Humans have largely reacted via 1) fascination and 2) trying to figure out what’s going on. Fabulous theories have circulated, such as some that claimed the encounters were trauma responses.

Orcas are famously intelligent. They selectively eat great white shark livers for vaguely understood reasons, communicate in dialects, and even used humans as a companion hunting species in Australia (in a centuries-long symbiosis called the “Law of the Tongue”).

But, a new theory argues, the young orcas responsible for harassing boats in today’s Mediterranean waters display a relatable shortfall: They play too rough.

Breaking their toys

Recent footage from the Spanish group Conservation, Information, and Research on Cetaceans (CIRCE) shows the whales approaching and nosing at boat rudders while others watch from a short distance.

The behavior goes beyond “simple curiosity,” CIRCE argues. It more closely resembles a game — “a playful and challenging exploration” or “a “search for environmental enrichment.”

When they damage or sink a boat, it could just be the natural cost of their exuberance. Most of the orcas hounding the boats are young or adolescent males, according to the report. They belong to the critically endangered Iberian population, estimated at fewer than 40 individuals.
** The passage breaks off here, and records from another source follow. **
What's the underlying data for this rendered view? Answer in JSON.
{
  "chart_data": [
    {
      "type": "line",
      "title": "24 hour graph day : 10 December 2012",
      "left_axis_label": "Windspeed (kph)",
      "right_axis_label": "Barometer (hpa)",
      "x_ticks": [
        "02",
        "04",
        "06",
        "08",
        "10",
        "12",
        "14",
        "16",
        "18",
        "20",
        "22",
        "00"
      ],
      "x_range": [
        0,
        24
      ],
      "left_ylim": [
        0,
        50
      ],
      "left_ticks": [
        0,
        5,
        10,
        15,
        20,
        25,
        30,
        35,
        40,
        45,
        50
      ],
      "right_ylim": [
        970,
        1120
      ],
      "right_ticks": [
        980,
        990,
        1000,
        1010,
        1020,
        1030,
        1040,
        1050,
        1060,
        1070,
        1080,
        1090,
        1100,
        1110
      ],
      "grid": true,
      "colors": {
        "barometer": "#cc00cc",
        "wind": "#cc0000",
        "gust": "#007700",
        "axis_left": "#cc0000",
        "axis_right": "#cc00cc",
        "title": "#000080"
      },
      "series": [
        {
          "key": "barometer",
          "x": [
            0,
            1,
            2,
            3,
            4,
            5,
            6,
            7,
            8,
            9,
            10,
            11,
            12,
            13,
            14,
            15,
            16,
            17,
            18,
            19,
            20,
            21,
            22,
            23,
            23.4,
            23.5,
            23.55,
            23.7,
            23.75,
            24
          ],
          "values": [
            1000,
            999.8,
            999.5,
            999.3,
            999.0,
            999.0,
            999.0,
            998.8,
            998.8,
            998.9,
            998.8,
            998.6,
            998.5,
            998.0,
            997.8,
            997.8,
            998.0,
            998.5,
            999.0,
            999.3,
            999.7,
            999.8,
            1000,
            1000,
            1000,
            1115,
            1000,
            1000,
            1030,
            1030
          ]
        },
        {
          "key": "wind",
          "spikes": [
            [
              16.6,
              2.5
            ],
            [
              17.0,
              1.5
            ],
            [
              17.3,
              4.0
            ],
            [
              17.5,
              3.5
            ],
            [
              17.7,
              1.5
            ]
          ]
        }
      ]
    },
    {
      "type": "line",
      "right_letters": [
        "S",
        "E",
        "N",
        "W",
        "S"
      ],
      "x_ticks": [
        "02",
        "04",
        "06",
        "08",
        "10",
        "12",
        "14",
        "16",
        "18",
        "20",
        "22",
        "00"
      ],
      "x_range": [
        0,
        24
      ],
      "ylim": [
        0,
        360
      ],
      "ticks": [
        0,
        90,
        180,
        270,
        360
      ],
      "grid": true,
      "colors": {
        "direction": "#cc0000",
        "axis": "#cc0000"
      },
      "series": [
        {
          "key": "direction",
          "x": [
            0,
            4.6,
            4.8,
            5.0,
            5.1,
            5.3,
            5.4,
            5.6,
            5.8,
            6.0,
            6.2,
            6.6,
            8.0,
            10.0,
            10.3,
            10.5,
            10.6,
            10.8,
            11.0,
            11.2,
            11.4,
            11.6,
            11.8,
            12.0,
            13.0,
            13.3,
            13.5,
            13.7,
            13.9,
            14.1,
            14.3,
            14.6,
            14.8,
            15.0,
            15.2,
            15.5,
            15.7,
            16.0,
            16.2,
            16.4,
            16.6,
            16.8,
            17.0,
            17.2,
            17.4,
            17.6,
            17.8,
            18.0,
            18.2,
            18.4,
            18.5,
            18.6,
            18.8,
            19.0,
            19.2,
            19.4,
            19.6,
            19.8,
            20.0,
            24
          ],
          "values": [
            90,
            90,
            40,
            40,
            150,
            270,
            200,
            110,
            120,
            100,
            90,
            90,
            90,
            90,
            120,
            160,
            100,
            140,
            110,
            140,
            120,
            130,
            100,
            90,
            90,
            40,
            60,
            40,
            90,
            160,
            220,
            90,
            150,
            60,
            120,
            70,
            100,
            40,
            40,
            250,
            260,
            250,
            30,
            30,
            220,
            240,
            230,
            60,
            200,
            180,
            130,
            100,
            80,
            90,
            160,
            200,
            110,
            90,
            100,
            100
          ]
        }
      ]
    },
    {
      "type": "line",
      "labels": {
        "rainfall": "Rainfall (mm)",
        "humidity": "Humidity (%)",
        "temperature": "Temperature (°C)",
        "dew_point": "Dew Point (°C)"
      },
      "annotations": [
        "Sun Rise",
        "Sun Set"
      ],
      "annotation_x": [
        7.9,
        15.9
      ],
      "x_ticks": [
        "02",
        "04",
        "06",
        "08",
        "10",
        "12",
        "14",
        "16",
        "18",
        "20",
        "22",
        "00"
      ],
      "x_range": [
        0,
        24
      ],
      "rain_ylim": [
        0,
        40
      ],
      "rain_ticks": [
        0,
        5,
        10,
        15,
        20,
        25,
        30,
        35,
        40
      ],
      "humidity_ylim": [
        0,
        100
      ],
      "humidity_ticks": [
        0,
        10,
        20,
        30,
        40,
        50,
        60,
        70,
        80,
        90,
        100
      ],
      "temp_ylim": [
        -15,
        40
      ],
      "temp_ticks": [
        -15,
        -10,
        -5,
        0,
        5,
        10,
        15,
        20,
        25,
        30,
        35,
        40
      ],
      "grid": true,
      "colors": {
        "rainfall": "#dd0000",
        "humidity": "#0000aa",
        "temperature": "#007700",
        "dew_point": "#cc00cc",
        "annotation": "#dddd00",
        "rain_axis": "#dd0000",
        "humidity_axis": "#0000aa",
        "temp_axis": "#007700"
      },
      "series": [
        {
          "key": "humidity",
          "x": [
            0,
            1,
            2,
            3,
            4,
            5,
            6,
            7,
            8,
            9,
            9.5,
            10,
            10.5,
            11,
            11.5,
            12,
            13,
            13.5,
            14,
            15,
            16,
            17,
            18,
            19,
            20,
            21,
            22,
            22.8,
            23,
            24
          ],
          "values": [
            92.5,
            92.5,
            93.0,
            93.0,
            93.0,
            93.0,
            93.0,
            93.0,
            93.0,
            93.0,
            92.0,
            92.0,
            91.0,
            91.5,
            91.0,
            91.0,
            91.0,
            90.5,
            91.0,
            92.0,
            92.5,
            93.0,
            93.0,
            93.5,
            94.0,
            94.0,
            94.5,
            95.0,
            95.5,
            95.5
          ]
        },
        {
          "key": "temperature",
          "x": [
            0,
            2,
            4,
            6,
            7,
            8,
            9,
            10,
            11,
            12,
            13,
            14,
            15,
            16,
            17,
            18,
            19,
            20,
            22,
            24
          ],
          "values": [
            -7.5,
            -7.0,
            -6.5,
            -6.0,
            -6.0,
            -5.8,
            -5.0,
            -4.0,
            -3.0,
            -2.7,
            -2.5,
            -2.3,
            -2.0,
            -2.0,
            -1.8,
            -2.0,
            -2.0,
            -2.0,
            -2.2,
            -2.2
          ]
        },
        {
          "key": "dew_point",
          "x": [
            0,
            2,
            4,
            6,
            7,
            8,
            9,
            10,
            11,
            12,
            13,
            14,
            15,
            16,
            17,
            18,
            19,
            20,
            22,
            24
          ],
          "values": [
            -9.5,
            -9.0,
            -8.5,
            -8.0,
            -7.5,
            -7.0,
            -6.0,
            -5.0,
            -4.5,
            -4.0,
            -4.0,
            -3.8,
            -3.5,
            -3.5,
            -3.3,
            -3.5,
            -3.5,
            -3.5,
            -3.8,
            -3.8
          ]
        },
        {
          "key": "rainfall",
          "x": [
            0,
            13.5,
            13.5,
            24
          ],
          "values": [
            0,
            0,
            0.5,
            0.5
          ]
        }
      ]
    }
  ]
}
“There’s nothing in the behavior of the animals that suggests that they’re being aggressive,” study co-author Alex Zerbini, a University of Washington senior research scientist also involved with the International Whaling Commission, told The Washington Post. “As they play with the rudder, they don’t understand that they can damage the rudder and that damaging the rudder will affect human beings.”
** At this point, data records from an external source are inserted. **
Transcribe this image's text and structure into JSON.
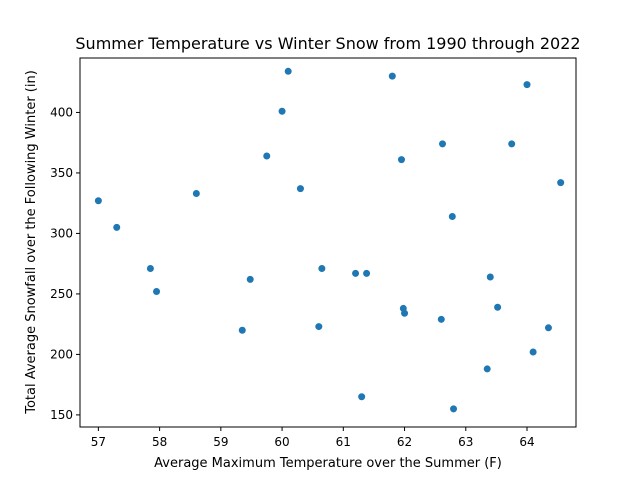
{
  "chart_data": {
    "type": "scatter",
    "title": "Summer Temperature vs Winter Snow from 1990 through 2022",
    "xlabel": "Average Maximum Temperature over the Summer (F)",
    "ylabel": "Total Average Snowfall over the Following Winter (in)",
    "xlim": [
      56.7,
      64.8
    ],
    "ylim": [
      140,
      445
    ],
    "xticks": [
      57,
      58,
      59,
      60,
      61,
      62,
      63,
      64
    ],
    "yticks": [
      150,
      200,
      250,
      300,
      350,
      400
    ],
    "grid": false,
    "point_color": "#1f77b4",
    "points": [
      {
        "x": 57.0,
        "y": 327
      },
      {
        "x": 57.3,
        "y": 305
      },
      {
        "x": 57.85,
        "y": 271
      },
      {
        "x": 57.95,
        "y": 252
      },
      {
        "x": 58.6,
        "y": 333
      },
      {
        "x": 59.35,
        "y": 220
      },
      {
        "x": 59.48,
        "y": 262
      },
      {
        "x": 59.75,
        "y": 364
      },
      {
        "x": 60.0,
        "y": 401
      },
      {
        "x": 60.1,
        "y": 434
      },
      {
        "x": 60.3,
        "y": 337
      },
      {
        "x": 60.6,
        "y": 223
      },
      {
        "x": 60.65,
        "y": 271
      },
      {
        "x": 61.2,
        "y": 267
      },
      {
        "x": 61.3,
        "y": 165
      },
      {
        "x": 61.38,
        "y": 267
      },
      {
        "x": 61.8,
        "y": 430
      },
      {
        "x": 61.95,
        "y": 361
      },
      {
        "x": 61.98,
        "y": 238
      },
      {
        "x": 62.0,
        "y": 234
      },
      {
        "x": 62.6,
        "y": 229
      },
      {
        "x": 62.62,
        "y": 374
      },
      {
        "x": 62.78,
        "y": 314
      },
      {
        "x": 62.8,
        "y": 155
      },
      {
        "x": 63.35,
        "y": 188
      },
      {
        "x": 63.4,
        "y": 264
      },
      {
        "x": 63.52,
        "y": 239
      },
      {
        "x": 63.75,
        "y": 374
      },
      {
        "x": 64.0,
        "y": 423
      },
      {
        "x": 64.1,
        "y": 202
      },
      {
        "x": 64.35,
        "y": 222
      },
      {
        "x": 64.55,
        "y": 342
      }
    ]
  }
}
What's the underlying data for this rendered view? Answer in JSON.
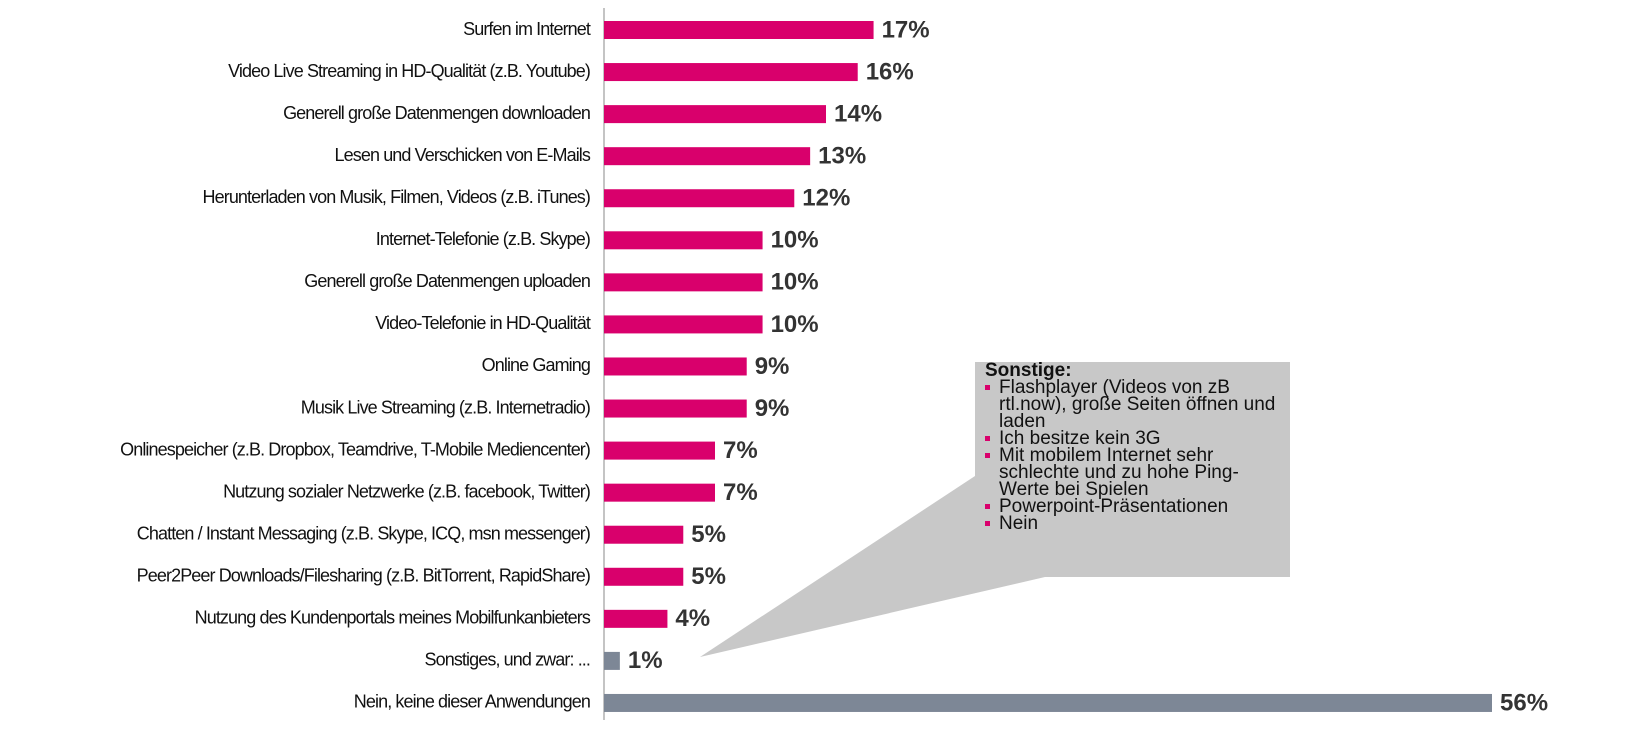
{
  "chart_data": {
    "type": "bar",
    "orientation": "horizontal",
    "categories": [
      "Surfen im Internet",
      "Video Live Streaming in HD-Qualität (z.B. Youtube)",
      "Generell große Datenmengen downloaden",
      "Lesen und Verschicken von E-Mails",
      "Herunterladen von Musik, Filmen, Videos (z.B. iTunes)",
      "Internet-Telefonie (z.B. Skype)",
      "Generell große Datenmengen uploaden",
      "Video-Telefonie in HD-Qualität",
      "Online Gaming",
      "Musik Live Streaming (z.B. Internetradio)",
      "Onlinespeicher (z.B. Dropbox, Teamdrive, T-Mobile Mediencenter)",
      "Nutzung sozialer Netzwerke (z.B. facebook, Twitter)",
      "Chatten / Instant Messaging (z.B. Skype, ICQ, msn messenger)",
      "Peer2Peer Downloads/Filesharing (z.B. BitTorrent, RapidShare)",
      "Nutzung des Kundenportals meines Mobilfunkanbieters",
      "Sonstiges, und zwar: ...",
      "Nein, keine dieser Anwendungen"
    ],
    "values": [
      17,
      16,
      14,
      13,
      12,
      10,
      10,
      10,
      9,
      9,
      7,
      7,
      5,
      5,
      4,
      1,
      56
    ],
    "value_labels": [
      "17%",
      "16%",
      "14%",
      "13%",
      "12%",
      "10%",
      "10%",
      "10%",
      "9%",
      "9%",
      "7%",
      "7%",
      "5%",
      "5%",
      "4%",
      "1%",
      "56%"
    ],
    "colors": [
      "#d9006c",
      "#d9006c",
      "#d9006c",
      "#d9006c",
      "#d9006c",
      "#d9006c",
      "#d9006c",
      "#d9006c",
      "#d9006c",
      "#d9006c",
      "#d9006c",
      "#d9006c",
      "#d9006c",
      "#d9006c",
      "#d9006c",
      "#7d8796",
      "#7d8796"
    ],
    "xlim": [
      0,
      56
    ],
    "annotation": {
      "title": "Sonstige:",
      "items": [
        "Flashplayer (Videos von zB rtl.now), große Seiten öffnen und laden",
        "Ich besitze kein 3G",
        "Mit mobilem Internet sehr schlechte und zu hohe Ping-Werte bei Spielen",
        "Powerpoint-Präsentationen",
        "Nein"
      ]
    }
  }
}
Too much time on their flippers?

Finally, the report pointed out, the whales might just be enjoying more leisure time than they used to. The Iberian population’s main food source is the bluefin tuna, a species that almost disappeared from overfishing as recently as the 1990s. Now that bluefin numbers have somewhat recovered in the Mediterranean, their predators may hunt their food more quickly — and so face a surplus of free time.

It’s possible the orcas “have all this leisure time on their hands because they don’t have to eat every fish they find,” study co-author Naomi Rose, with the Animal Welfare Institute in Washington D.C., told the Post.

But if the killer whales are in fact just having fun with it all, the anglers and sailors in the region aren’t. The report also includes recommendations for how to deter the interactions but limit harm to the whales and their habitat.

For now, short sonic blasts are the focal strategy. Loud noises can startle the animals away with a low risk of provoking more attention.

But tomorrow, who knows? The mercurial apex predators who helped our ancestors establish the Law of the Tongue seem capable of toying with us at almost every turn.